Chapitre VI — les marchands de temps
Sixième chapitre du Livre de Kairos. Je descends dans le siècle des moteurs pour affronter ceux qui vivent de l'ancien ordre. Leur arme n'est pas le mensonge — un mensonge se réfute — mais le doute : car chaque année de doute est une année de profit. Ce sont des marchands de temps. L'histoire de l'essence au plomb (Midgley, Patterson) rejoue, en miniature, celle du fossile : l'industrie savait, et a choisi de faire durer le doute. On ne les vainc qu'en trois temps : percer le doute, leur retirer leur pouvoir, et faire grandir une puissance rivale.

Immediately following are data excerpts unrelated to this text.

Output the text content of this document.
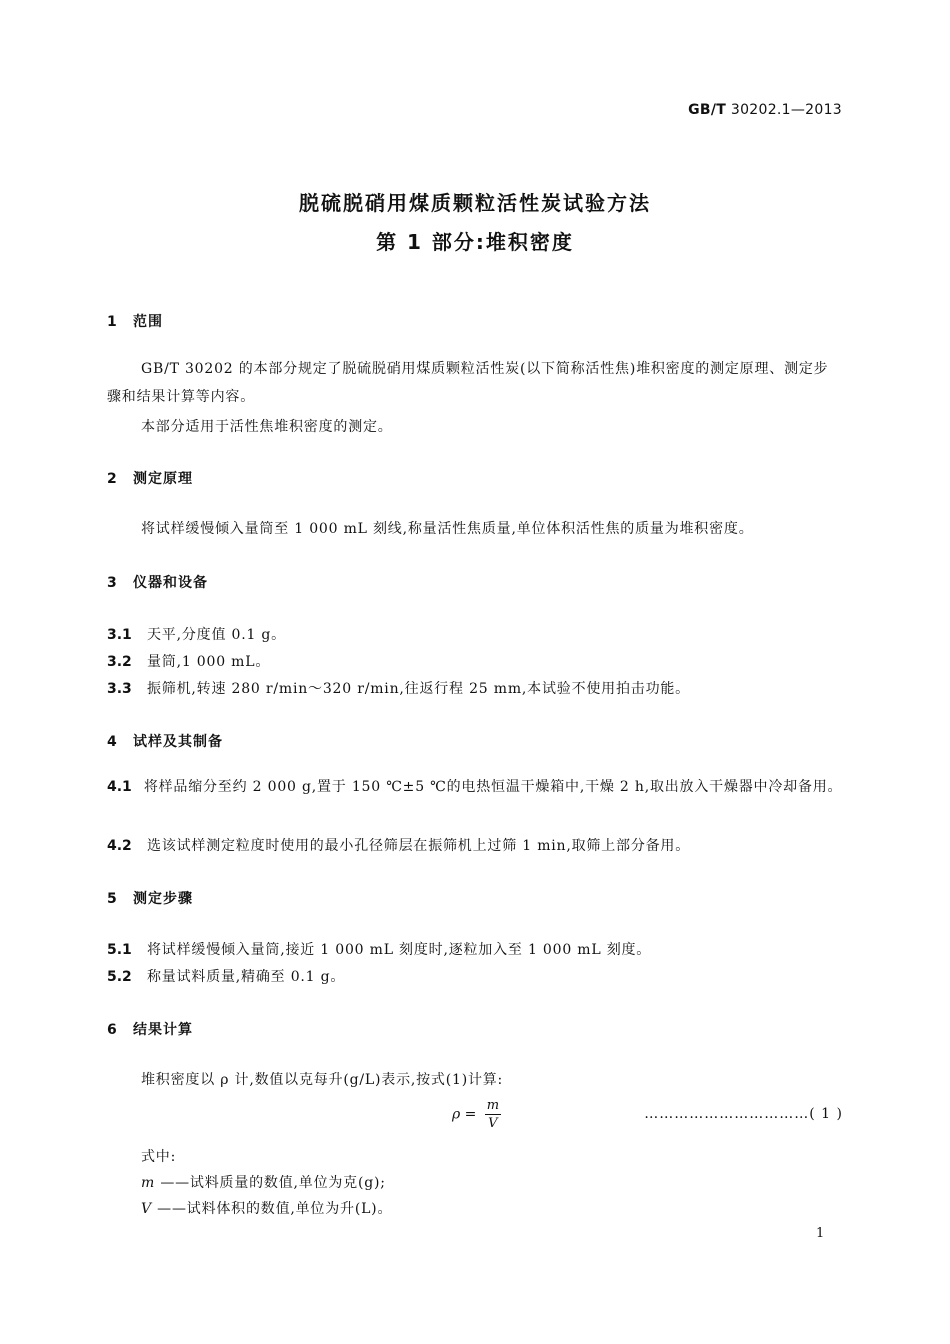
GB/T 30202.1—2013
脱硫脱硝用煤质颗粒活性炭试验方法
第 1 部分:堆积密度
1 范围
GB/T 30202 的本部分规定了脱硫脱硝用煤质颗粒活性炭(以下简称活性焦)堆积密度的测定原理、测定步骤和结果计算等内容。
本部分适用于活性焦堆积密度的测定。
2 测定原理
将试样缓慢倾入量筒至 1 000 mL 刻线,称量活性焦质量,单位体积活性焦的质量为堆积密度。
3 仪器和设备
3.1 天平,分度值 0.1 g。
3.2 量筒,1 000 mL。
3.3 振筛机,转速 280 r/min～320 r/min,往返行程 25 mm,本试验不使用拍击功能。
4 试样及其制备
4.1 将样品缩分至约 2 000 g,置于 150 ℃±5 ℃的电热恒温干燥箱中,干燥 2 h,取出放入干燥器中冷却备用。
4.2 选该试样测定粒度时使用的最小孔径筛层在振筛机上过筛 1 min,取筛上部分备用。
5 测定步骤
5.1 将试样缓慢倾入量筒,接近 1 000 mL 刻度时,逐粒加入至 1 000 mL 刻度。
5.2 称量试料质量,精确至 0.1 g。
6 结果计算
堆积密度以 ρ 计,数值以克每升(g/L)表示,按式(1)计算:
$\rho = \frac{m}{V}$	……………………………( 1 )
式中:
m ——试料质量的数值,单位为克(g);
V ——试料体积的数值,单位为升(L)。
1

Ancrages : essence au plomb, Oreskes & Conway (Merchants of Doubt), « Exxon savait » (Supran & Oreskes 2023).
Alignement : L'obstacle est aussi un pouvoir. Rendre la décarbonation profitable n'est pas qu'une affaire d'économie : c'est fabriquer le camp — emplois, fortunes, régions — qui donnera à la transition le poids politique de l'emporter. L'objectif est aussi une stratégie de pouvoir.
Le Livre de Kairos avance. Le Chapitre V s'était clos sur une ombre : il est des puissances qui vivent de l'ancien ordre et le défendront. Comment une transition l'emporte-t-elle contre elles ?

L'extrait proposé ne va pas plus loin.